27.03.1998
Николай Малинин //
Независимая газета, 27.03.1998
Наша главная горка. В Музее архитектуры открылась выставка, посвященная Тверской улице
- Репортаж
- выставка
В бытии Тверской есть очень внятная невнятность. Вроде бы главная улица, но означает все же не то, что значат для своих городов Невский, Крещатик или Шан Зелизе.

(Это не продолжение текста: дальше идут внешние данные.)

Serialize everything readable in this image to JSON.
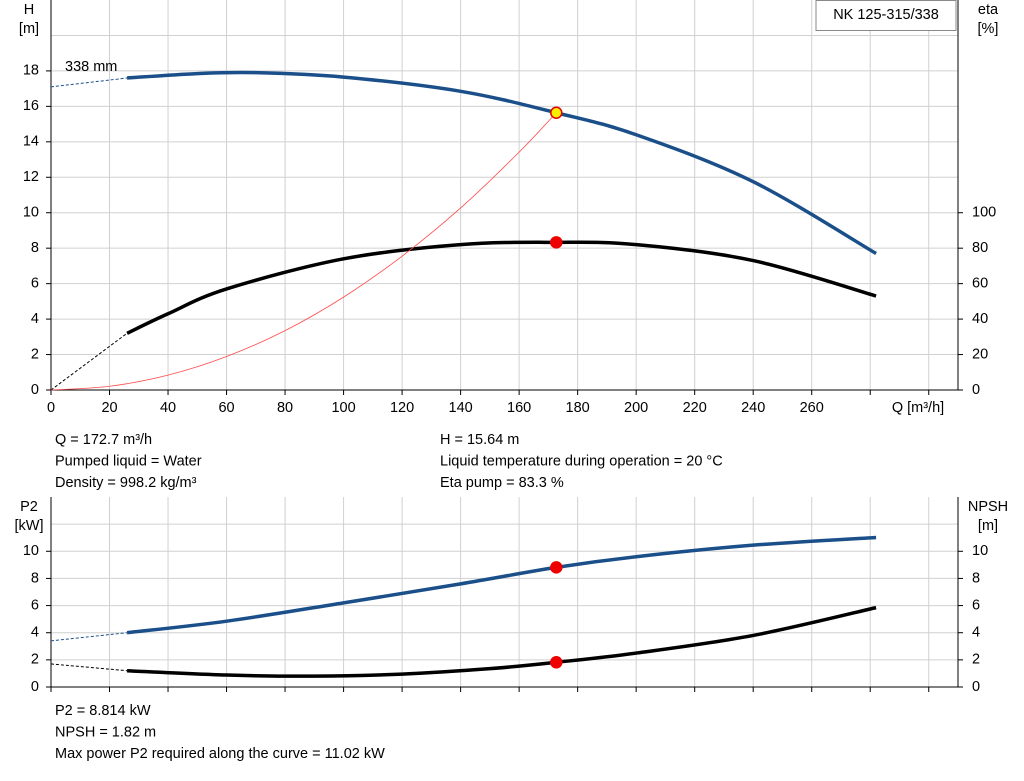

В споре за улицу-символ с ней успешно конкурирует Арбат, а на вопрос о любимом месте города среднестатистический москвич назовет скорее уж Патриаршие пруды. Можно, конечно, верить в легенду о "Броде", пестуемую поколением Аксенова и Козлова, но этот миф уж очень похож на то, как житель Урюпинска держит за "Европу" Москву по принципу "если не она - то что же?"
Ощущение важности Тверской родилось не так уж давно - каких-то триста лет назад: когда она стала дорогой к столице. Однако все попытки Матвея Казакова зафиксировать эту роль в материальных образах (он "перевел" в классицизм дюжину ее зданий), со временем рассосались и к началу ХХ века Тверская представляла собой непристойную нонпарель домиков, кое-как впечатанных в кривую строку улицы. (Эту провинциальную сутолоку фасадиков прекрасно демонстрируют фоторазвертки улицы, сделанные перед реконструкцией и впервые показываемые на выставке). Держать в голове символическое значение "улицы, ведущей к столице" было затруднительно, а говорить о том, что она ведет к исторической святыне тоже никак невозможно: между Кремлем и Тверской простирался еще целый квартал Моховой улицы. И только в тридцатые было оформлено это принципиальное ощущение: начинается земля, как известно, от Кремля - и именно Тверской.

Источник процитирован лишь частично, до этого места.